Subject: RE: Saw Lubes
Date: Tue, 23 Nov 2004 14:33:26 -0500
To: "LapidaryArtsDigest" <lapidary@caprock-spur.com>
From: "Hunt, Jerry Max" <MAXHUNT@bsu.edu>

Thurmond and all...I too have been looking for alternatives to oil.  I
had thought of using soluble oil such as that used in industrial
machining.  Again, I'm not sure about blade life but it seems that if it
can cool and lubricate in a metal lathe or milling machine, it should
work in a rock saw.  Anyone have any experience with soluble oil??
BTW, what are the active ingredients in RV Antifreeze?
Max Hunt
Muncie, IN


Subject: rough in India
Date: Wed, 24 Nov 2004 22:18:27 -0800 (PST)
To: lapidary@caprock-spur.com
From: msteven doyle <manoharan108@yahoo.com>

Beside the general conditions of India.
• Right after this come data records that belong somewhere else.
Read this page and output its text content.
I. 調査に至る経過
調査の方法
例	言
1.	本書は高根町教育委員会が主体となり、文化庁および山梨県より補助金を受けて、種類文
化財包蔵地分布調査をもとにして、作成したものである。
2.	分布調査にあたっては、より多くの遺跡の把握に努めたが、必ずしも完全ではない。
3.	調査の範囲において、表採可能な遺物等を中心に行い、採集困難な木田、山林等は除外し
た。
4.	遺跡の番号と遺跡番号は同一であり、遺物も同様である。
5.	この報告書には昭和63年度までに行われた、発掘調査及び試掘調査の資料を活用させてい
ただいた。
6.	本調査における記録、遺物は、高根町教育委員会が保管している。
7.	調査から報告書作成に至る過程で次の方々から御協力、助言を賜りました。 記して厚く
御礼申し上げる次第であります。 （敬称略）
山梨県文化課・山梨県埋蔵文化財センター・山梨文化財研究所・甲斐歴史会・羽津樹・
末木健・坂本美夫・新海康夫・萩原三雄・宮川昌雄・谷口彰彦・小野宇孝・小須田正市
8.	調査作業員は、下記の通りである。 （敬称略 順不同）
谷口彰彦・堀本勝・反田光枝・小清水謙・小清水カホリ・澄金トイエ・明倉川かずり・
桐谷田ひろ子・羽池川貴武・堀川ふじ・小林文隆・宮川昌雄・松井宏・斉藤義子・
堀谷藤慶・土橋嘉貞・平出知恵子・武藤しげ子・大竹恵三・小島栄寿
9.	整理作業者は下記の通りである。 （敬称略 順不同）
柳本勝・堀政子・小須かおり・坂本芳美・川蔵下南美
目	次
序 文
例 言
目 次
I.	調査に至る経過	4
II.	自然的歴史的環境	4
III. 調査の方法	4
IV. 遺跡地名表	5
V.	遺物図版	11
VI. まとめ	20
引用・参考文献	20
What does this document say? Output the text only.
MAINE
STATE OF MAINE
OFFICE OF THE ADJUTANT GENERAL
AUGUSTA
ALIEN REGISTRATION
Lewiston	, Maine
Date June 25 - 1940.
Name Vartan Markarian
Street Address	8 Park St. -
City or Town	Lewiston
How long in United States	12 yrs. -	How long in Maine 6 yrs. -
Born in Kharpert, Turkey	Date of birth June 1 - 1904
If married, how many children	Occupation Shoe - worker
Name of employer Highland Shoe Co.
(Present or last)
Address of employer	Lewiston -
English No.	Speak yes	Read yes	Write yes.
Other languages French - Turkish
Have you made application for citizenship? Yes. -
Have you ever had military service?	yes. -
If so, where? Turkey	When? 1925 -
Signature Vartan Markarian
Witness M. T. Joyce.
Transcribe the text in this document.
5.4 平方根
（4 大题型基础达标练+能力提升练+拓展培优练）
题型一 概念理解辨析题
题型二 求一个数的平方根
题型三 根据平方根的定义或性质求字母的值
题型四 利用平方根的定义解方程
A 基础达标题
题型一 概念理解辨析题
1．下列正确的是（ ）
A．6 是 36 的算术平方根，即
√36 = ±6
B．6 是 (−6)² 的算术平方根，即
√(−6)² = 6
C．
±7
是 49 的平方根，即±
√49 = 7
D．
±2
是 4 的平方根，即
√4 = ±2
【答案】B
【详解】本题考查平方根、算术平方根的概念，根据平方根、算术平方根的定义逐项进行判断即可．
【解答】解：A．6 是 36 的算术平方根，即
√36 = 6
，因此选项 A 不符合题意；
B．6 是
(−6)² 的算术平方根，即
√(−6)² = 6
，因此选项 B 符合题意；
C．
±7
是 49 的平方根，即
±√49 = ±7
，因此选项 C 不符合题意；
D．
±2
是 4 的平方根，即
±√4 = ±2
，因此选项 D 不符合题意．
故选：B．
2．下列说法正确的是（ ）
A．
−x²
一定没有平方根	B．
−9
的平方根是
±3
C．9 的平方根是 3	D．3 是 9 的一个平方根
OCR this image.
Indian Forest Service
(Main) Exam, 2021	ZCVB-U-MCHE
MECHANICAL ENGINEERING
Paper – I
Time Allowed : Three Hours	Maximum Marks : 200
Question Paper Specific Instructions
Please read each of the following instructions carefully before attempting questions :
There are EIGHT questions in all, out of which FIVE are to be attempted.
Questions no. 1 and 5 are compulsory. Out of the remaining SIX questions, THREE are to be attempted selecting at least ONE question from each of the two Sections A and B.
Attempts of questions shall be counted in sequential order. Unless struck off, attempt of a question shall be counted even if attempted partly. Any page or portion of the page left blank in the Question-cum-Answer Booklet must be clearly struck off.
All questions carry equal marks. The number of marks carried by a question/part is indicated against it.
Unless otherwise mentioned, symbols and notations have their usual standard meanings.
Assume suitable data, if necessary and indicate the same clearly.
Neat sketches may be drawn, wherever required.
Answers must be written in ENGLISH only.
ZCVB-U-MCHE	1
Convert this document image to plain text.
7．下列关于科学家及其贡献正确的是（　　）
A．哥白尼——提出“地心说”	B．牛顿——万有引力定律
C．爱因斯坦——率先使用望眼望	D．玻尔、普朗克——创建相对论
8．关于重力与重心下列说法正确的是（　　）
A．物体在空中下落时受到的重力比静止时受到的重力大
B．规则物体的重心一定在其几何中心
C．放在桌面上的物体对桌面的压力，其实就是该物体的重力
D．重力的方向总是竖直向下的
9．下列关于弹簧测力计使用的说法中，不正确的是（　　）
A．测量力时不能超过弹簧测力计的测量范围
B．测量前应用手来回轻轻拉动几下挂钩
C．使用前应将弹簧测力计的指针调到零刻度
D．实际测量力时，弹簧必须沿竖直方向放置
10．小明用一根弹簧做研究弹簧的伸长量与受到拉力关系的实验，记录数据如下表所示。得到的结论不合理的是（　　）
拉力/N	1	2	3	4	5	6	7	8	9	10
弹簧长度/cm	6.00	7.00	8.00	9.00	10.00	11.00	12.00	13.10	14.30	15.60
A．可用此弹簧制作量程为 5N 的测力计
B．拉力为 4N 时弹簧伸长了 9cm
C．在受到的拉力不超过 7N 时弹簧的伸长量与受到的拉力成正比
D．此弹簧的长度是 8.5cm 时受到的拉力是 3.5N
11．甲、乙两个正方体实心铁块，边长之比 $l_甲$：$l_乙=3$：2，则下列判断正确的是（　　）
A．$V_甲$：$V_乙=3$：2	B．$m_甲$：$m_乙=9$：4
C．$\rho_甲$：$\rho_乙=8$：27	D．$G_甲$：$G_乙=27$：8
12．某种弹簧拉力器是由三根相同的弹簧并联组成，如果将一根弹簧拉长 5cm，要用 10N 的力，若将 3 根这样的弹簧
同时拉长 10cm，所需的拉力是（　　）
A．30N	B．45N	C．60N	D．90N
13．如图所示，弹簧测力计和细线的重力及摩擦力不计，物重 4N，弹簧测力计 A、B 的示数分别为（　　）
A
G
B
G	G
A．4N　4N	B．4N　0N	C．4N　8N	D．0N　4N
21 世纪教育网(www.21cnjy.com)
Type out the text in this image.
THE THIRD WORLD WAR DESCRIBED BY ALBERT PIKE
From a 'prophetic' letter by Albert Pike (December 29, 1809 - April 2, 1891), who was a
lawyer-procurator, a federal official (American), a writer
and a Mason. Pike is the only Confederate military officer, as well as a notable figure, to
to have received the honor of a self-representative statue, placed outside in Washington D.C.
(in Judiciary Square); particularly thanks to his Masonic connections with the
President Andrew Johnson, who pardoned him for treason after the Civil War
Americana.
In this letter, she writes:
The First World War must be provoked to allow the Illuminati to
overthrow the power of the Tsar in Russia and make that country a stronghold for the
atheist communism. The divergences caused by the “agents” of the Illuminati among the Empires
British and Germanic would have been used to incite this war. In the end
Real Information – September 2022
I'm leaving
Tuesday for a three month stay and wondered if any one
can recommend sourced of lapidary and facet rough in
India. Thanks, Steven Doyle


Subject: quality stuff
Date: Thu, 25 Nov 2004 03:10:33 -0700
To: <lapidary@caprock-spur.com>
From: "jake" <efjke@msn.com>

I saw this on another list in reference to something being sold on Ebay.
exercise in futility, they can facet granite, too." There was more and a
link was provided.

Unfortunately I guess this was too much even for Ebay and they pulled it
(I may have a warped sense of humor, I wanted to see it.) That got me to
thinking that it is to bad that we can not name companies for them, such
as "the silver finger," or "fly by night rock," and such. Or at least
add a little pirate flag. Providing company slogans could also be apt,
"quality, not a problem, we don't know what it is." Granted not all are
like that but to put it kindly you almost need waders to navigate
through the bull.

Hi Jake,  I have been known to contact sellers on e-bay to point out
that they might be uninformed at best and crooks at worst. I have also
purchased a token quantity of "gravel" in order to leave feedback
to warn those who take the time to look.